You Say You Want an Evolution?

Happy Anniversary all you Survival-of-the-Fittest-lovers--Darwin would have been 200 today if he hadn't been done in by his evolutionary limitations or been smoted (depending on who you ask). In Iowa, proponents of Darwinism and Creationism continue to go after each other hammer and tong, and why not? What good is scientific fact about man's rise from the primordial ooze when God doing it in a day is so much more believable?

But because nothing is "certain" where the origins of man are concerned, states are passing "academic freedom" laws. Arguments over evolution are not took place at the local school board level, but Such laws elect to legislate support for teachers who discuss the scientific strengths and weaknesses of issues such as evolution ostensibly to protect freedom of speech of instructors and students, rather than get into the "he said/Thee said" that evolution and Intelligent Design proponents wrangle over. Such a bill passed in Louisiana last year.

Currently Iowa is in the company of Oklahoma, Alabama,and New Mexico as states that have this type of legislation in the mill. Will these bills pass? In the wake of the Louisiana result last year, similar bills were debated in Florida, Michigan, Missouri, and South Carolina. All failed.

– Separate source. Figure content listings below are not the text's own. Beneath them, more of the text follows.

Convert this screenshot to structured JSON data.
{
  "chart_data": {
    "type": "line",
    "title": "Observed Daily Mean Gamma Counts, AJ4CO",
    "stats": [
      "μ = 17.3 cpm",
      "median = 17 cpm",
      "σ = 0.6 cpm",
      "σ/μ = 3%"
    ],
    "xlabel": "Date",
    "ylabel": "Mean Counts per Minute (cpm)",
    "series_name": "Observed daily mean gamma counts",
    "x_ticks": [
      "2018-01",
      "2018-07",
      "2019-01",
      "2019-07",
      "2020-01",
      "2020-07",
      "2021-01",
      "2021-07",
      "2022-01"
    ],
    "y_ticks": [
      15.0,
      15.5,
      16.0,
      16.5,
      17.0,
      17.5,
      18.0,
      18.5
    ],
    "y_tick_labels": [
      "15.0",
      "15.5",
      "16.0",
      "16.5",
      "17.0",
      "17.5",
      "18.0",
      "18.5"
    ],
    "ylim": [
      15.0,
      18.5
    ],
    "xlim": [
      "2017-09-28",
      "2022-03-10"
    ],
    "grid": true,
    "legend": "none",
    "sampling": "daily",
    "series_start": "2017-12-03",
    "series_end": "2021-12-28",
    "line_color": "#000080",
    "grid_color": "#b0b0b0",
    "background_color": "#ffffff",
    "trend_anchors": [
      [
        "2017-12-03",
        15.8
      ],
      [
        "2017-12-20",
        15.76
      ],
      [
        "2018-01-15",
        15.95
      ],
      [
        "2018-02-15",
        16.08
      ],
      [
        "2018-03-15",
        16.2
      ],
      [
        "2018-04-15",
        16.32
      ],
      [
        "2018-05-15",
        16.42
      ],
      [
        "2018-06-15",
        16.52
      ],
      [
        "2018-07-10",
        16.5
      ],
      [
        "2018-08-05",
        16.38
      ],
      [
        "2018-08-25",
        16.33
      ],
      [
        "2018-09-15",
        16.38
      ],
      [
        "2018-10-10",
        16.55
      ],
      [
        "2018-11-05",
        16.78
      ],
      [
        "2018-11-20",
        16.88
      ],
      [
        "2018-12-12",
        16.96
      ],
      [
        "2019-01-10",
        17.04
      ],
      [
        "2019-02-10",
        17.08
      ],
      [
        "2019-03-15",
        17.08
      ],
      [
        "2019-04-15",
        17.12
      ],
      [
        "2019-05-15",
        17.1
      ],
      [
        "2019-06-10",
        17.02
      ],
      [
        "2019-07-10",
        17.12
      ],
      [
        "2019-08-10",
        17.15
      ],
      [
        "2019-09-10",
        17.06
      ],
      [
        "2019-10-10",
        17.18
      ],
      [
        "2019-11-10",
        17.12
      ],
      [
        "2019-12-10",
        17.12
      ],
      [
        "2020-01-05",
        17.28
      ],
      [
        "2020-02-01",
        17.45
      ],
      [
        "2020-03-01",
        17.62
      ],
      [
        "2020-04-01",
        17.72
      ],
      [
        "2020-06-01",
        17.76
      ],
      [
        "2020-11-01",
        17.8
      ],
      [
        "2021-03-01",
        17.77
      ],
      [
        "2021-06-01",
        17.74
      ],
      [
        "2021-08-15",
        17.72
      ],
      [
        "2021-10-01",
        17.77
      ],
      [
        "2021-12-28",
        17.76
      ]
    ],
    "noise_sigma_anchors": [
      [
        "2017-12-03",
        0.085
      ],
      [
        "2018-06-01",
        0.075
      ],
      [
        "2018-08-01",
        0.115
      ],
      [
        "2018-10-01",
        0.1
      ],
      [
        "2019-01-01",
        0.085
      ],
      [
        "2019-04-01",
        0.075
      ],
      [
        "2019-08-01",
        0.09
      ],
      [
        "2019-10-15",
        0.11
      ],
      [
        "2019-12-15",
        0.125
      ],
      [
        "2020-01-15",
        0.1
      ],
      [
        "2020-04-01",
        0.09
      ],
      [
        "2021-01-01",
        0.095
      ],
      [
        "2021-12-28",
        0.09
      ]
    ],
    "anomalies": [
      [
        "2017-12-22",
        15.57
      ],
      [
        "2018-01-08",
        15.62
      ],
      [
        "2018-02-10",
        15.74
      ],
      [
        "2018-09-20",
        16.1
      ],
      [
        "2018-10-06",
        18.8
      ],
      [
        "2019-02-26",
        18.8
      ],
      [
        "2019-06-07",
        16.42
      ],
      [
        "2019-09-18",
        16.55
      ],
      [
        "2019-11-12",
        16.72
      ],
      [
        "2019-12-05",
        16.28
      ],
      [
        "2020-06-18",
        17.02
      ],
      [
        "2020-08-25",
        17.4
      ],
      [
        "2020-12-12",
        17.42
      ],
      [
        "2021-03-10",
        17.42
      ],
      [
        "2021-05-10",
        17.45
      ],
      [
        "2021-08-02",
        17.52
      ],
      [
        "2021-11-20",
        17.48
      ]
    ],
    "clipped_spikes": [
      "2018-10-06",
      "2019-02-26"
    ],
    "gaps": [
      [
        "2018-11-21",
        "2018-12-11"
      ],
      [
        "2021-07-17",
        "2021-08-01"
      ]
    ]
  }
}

This change in focus is of concern to those in the science and teaching professions: As Robert Gropp, director of public policy for the American Institute of Biological Sciences in Washington is quoted in the Christian Science Monitor, "Quite honestly, there aren't any strengths and weaknesses to evolution in the way they say. It's the hook they use to introduce nonscientific explanations. You have to give [evolution opponents] credit: They've gotten crafty about arguments they make. 'Academic freedom' sounds very all-American, but the problem is it sets aside the way science is done, the way we teach science."

I don't think that school teachers should be put in a position to have to provide instruction on a subject that is not in their expertise. A science teacher has the expertise to teach science. Similarly, I would expect that evolution wouldn't be taught by theologians.

In any case, Happy Birthday Charles Darwin and God bless you.